Em ambientes e momentos dos mais improváveis, vê-se toda a gente aderindo sem contestação à sugestão do fabricante, plugadas full-time, como se a satisfação existencial de cada um dependesse da reiterada aprovação de seus avatares on-line. Nessa toada, uma operadora promete uma vida de constante diversão, “sem ter de se preocupar com mais nada”!...  E por acaso, nosso objetivo, individualmente, é passar o maior tempo possível alienado, exibindo nosso ego, como seres infantiloides eternamente presos à puberdade? Não lhes parece um conceito muito tosco de civilização?

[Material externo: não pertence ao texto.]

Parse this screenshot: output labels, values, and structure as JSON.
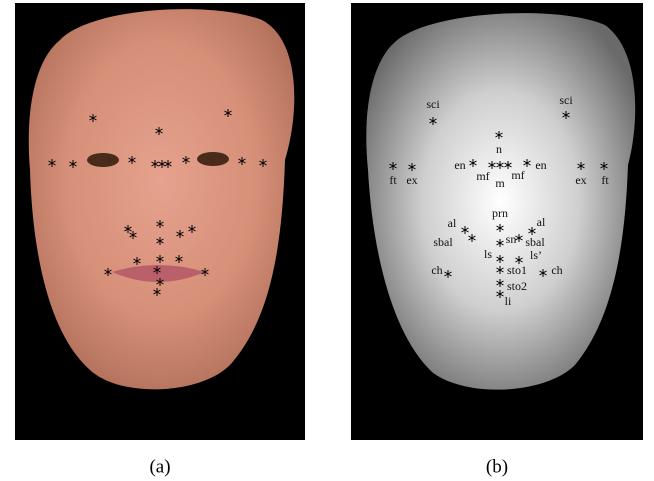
{
  "figure": {
    "panels": [
      {
        "caption": "(a)"
      },
      {
        "caption": "(b)",
        "landmarks": [
          "sci",
          "sci",
          "n",
          "en",
          "en",
          "mf",
          "mf",
          "m",
          "ft",
          "ex",
          "ex",
          "ft",
          "prn",
          "al",
          "al",
          "sbal",
          "sn",
          "sbal",
          "ls",
          "ls’",
          "ch",
          "sto1",
          "ch",
          "sto2",
          "li"
        ]
      }
    ]
  }
}
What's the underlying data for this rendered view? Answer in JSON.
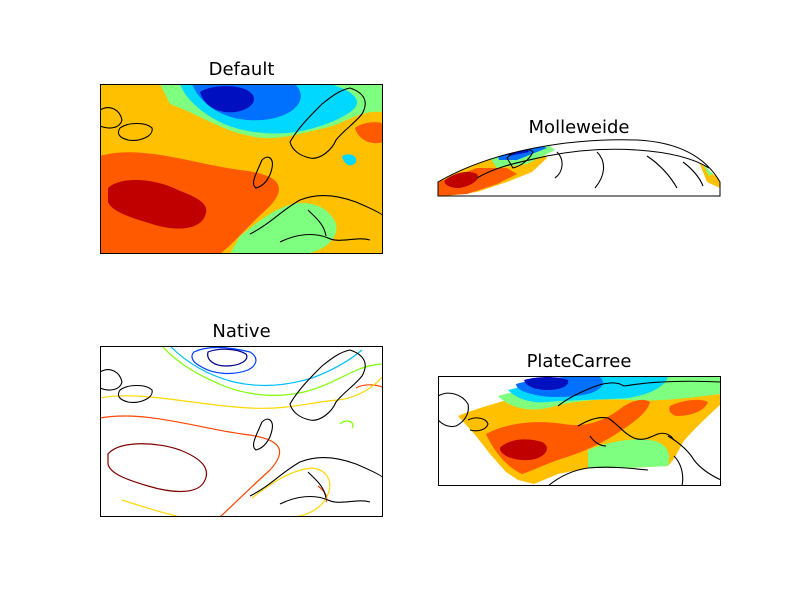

Adotamos paulatinamente a tecnologia como ponto de partida e chegada das relações humanas. É como se um aparelho de última geração nos tornasse, inexoravelmente, famosos, queridos, admirados, desejados, sexies, invejados, comunicativos e, sobretudo, felizes (além de especialistas em fotos e vídeos de aventuras radicais). Mesmo não fazendo o menor sentido, os cidadãos deste século parecem acreditar nessa bazófia. Do contrário, por que alguém satisfeito com sua vida perderia tanto tempo preocupado em saber o que estão pensando dela, dando conta do que faz ou deixa de fazer, do que come, do que gosta e do que odeia? Que tipo de sociedade aceita isso como um comportamento normal, que não uma sociedade regida por aparências e carências agudas, atropelada pelo ritmo irreflexivo da atualidade? Como aprofundar-se numa relação verdadeira, se estamos afogados no raso mar do superficialismo existencial?

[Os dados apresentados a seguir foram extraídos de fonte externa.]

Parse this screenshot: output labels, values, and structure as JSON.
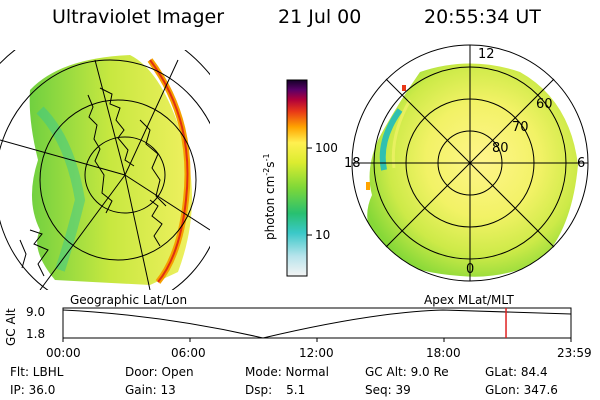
{
  "header": {
    "title": "Ultraviolet Imager",
    "date": "21 Jul 00",
    "time": "20:55:34 UT"
  },
  "left_image": {
    "label": "Geographic Lat/Lon"
  },
  "right_image": {
    "label": "Apex MLat/MLT",
    "mlt_labels": [
      "12",
      "18",
      "6",
      "0"
    ],
    "mlat_labels": [
      "60",
      "70",
      "80"
    ]
  },
  "colorbar": {
    "unit_label": "photon cm",
    "unit_sup1": "-2",
    "unit_mid": "s",
    "unit_sup2": "-1",
    "ticks": [
      "100",
      "10"
    ]
  },
  "altitude_plot": {
    "ylabel": "GC Alt",
    "yticks": [
      "9.0",
      "1.8"
    ],
    "xticks": [
      "00:00",
      "06:00",
      "12:00",
      "18:00",
      "23:59"
    ],
    "marker_time_hours": 20.93,
    "marker_color": "#e02020"
  },
  "info": {
    "flt": "Flt: LBHL",
    "ip": "IP: 36.0",
    "door": "Door: Open",
    "gain": "Gain: 13",
    "mode": "Mode: Normal",
    "dsp_label": "Dsp:",
    "dsp_value": "5.1",
    "gc_alt": "GC Alt: 9.0 Re",
    "seq": "Seq: 39",
    "glat": "GLat: 84.4",
    "glon": "GLon: 347.6"
  }
}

Acredito que o ser humano precise de tempo para processar sentimentos, contextos, situações e experiências que, de modo geral, delineiam e alimentam sua existência. Valorizo uma carta há tempos esperada, um artesanato dedicado e uma comida feita com afeto, mesmo que demorada. Não é porque a fibra ótica torna tudo mais rápido que temos de obedecer às necessidades da fibra ótica. Não faz sentido pautarmos nossas relações sociais pela impessoalidade do ritmo de produção que só interessa ao mercado. Afinal, estar atualizado significa comprar um aparelho novo a cada temporada. E viva o esgotamento dos recursos naturais planetários!

Posso “ter o mundo em minhas mãos”, mas para que? Porque, pensando bem, não quero estar eternamente plugado a nada; nem me comunicar do espaço com a Terra; ser bisbilhotado, monitorado, espionado ou classificado; dar satisfação de onde fui, com quem fui e do que fiz (nem para a minha mulher, imagine para a CIA!); ter de baixar “aplicativos grátis” para me expressar em programas de televisão, portais da internets e blogs do mundo inteiro; e, muito menos, assistir “meu programa de TV predileto, a qualquer hora, em qualquer lugar”. Enfim, não quero que um software tome conta da minha vida, intrometendo-se em meu cotidiano, por meio de gemidos, miados ou assovios, desviando e superficializando minha atenção, enquanto minha mente poderia estar obtendo e processando conhecimentos verdadeiramente orgânicos.

Quanto mais rápido o gado é tocado, menos ele reflete sobre seu destino, no matadouro. O que me lembra essa gente esbaforida que se atropela por  um simples computador, para concluir que definitivamente meus pais não me educaram para este mundo; eles jamais imaginaram que a vida fosse se tornar tão irracional.